Сотрудник развернул газетную бумагу, и перед его глазами предстало самое необычное письмо, поступавшее когда-либо не только в Центральное экскурсионное бюро, но и в какое-либо другое советское учреждение. Это был желтоватый пергаментный свиток с болтавшейся на золотистом шёлковом шнурке большой зелёной восковой печатью.

— Видали ли вы когда-нибудь что-либо подобное? — громко спросил сотрудник и побежал немедленно докладывать своему непосредственному начальнику-заведующему сектором особо дальних экскурсий.

Тот, сразу бросив все текущие дела, помчался вместе со своим сотрудником к самому директору.

— В чём дело? — встретил их директор. — Разве вы не видите — я занят.

Вместо ответа заведующий сектором молча развернул перед ним свиток.

— Что это? — спросил директор. — Из музея?

— Нет, из текущей почты, Матвей Касьяныч, — ответил заведующий сектором.

— Из почты?! А что в нём написано?.. Ну, знаете ли, — сказал он, ознакомившись с содержанием пергамента, — всяко со мной бывало, а такого письма я в жизни не получал! Это, наверно, писал сумасшедший.

— Если и сумасшедший, Матвей Касьяныч, то, во всяком случае, из любителей редкостей, — отозвался заведующий сектором особо дальних экскурсий. — Попробуйте-ка достать пергамент.

— Нет, вы послушайте только, что здесь написано! — продолжал Матвей Касьяныч, забыв, что его собеседники раньше его ознакомились с содержанием этого послания. — Это ведь типичный бред! «Досточтимому начальнику удовольствий, неподкупному и высокопросвещенному заведующему сектором особо дальних путешествий, да славится имя его среди почтеннейших и благороднейших заведующих секторами!» — прочитал Матвей Касьянычи подмигнул заведующему сектором: — Это вам, Иван Иваныч!

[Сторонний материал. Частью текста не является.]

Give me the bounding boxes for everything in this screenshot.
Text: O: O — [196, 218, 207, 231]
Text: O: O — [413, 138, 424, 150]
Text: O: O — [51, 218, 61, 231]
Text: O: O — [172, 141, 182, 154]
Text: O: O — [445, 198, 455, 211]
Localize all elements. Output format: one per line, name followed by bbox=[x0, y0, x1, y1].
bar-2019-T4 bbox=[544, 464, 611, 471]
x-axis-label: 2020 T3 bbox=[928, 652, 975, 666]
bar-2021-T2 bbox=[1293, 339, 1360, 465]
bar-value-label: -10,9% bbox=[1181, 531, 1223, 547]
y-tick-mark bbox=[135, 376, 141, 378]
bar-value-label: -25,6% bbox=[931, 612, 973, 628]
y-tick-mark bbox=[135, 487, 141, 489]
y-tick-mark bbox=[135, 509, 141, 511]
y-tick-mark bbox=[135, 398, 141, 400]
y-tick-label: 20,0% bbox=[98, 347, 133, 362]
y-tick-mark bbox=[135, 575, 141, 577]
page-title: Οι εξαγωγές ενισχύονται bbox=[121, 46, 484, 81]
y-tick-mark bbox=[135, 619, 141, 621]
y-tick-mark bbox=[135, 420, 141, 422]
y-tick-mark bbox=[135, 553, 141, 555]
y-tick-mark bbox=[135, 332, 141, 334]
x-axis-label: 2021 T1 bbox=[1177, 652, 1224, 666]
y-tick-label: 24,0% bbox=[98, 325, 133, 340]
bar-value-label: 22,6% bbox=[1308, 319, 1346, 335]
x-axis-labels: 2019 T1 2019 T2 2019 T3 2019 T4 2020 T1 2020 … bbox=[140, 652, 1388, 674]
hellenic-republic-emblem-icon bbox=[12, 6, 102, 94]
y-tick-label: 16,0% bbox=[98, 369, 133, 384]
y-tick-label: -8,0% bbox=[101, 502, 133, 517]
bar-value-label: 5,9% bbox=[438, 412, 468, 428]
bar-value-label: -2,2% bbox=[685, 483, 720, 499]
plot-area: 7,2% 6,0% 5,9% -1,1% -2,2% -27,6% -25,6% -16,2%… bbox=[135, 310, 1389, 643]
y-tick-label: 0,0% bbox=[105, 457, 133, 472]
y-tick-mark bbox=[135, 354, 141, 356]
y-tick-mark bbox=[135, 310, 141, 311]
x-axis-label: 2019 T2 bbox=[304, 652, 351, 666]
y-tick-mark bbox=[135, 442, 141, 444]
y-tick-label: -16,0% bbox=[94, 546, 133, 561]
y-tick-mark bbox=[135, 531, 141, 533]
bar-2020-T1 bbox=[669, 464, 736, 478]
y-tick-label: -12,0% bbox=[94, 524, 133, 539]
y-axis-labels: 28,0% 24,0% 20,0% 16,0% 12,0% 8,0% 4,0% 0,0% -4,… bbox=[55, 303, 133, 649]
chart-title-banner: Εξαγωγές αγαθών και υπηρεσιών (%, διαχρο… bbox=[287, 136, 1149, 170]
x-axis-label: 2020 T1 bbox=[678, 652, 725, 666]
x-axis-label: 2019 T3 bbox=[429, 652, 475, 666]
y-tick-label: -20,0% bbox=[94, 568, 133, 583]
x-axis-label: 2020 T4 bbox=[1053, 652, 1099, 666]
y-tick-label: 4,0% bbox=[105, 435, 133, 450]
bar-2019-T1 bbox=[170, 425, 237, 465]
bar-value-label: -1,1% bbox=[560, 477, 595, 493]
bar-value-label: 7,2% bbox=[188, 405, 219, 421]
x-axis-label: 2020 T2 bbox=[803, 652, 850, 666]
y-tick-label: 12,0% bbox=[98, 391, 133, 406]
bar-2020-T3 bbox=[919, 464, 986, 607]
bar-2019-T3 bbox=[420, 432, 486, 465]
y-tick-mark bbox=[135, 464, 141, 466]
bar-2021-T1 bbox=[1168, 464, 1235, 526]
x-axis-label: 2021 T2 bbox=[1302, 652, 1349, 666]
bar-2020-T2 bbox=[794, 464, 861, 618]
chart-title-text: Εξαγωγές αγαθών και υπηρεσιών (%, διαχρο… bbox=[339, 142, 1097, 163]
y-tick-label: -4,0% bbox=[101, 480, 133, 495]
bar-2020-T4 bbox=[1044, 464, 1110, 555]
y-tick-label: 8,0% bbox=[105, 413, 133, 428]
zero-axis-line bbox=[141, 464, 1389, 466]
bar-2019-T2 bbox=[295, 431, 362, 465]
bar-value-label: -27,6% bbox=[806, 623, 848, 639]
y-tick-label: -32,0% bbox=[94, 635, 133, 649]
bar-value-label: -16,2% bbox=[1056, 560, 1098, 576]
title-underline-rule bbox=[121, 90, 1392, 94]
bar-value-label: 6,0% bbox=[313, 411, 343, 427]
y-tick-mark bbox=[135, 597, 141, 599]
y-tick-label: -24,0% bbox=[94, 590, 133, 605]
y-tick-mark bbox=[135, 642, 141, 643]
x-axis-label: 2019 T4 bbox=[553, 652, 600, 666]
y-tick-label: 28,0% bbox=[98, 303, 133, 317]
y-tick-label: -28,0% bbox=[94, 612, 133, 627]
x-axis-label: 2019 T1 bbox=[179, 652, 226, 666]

Иван Иваныч смущённо хмыкнул.

— «Я — Гассан Абдуррахмай, — продолжал между тем читать Матвей Касьяныч, — могучий джинн, великий джинн, прославленный своей силой и могуществом в Багдаде и Дамаске, в Вавилоне и Сумире, сын Хоттаба, великого царя злых духов, отрасль вечного царства, которого династия любезна Сулейману ибн Дауду (мир с ними обоими!), которого владычество приятно их сердцу. Моим благословенным деяниям возрадовался аллах и благословил меня, Гассана Абдуррахмана, джинна, чтущего его. Все цари, сидящие во дворцах всех четырёх стран света, от Верхнего моря до Нижнего, и в шатрах живущие цари Запада — все вместе принесли мне свою тяжёлую дань и целовали в Багдаде мои ноги.

Проведал я, о достойнейший из заведующих секторами, что вскорости имеет отплыть из города Архангельска без парусов идущий корабль, именуемый «Ладога», на котором совершат увеселительное путешествие знатные люди разных городов. И вот желательно мне, чтобы среди них были и два юных моих друга, коих достоинства столь многочисленны, что даже краткий их перечень не может уместиться на этом свитке.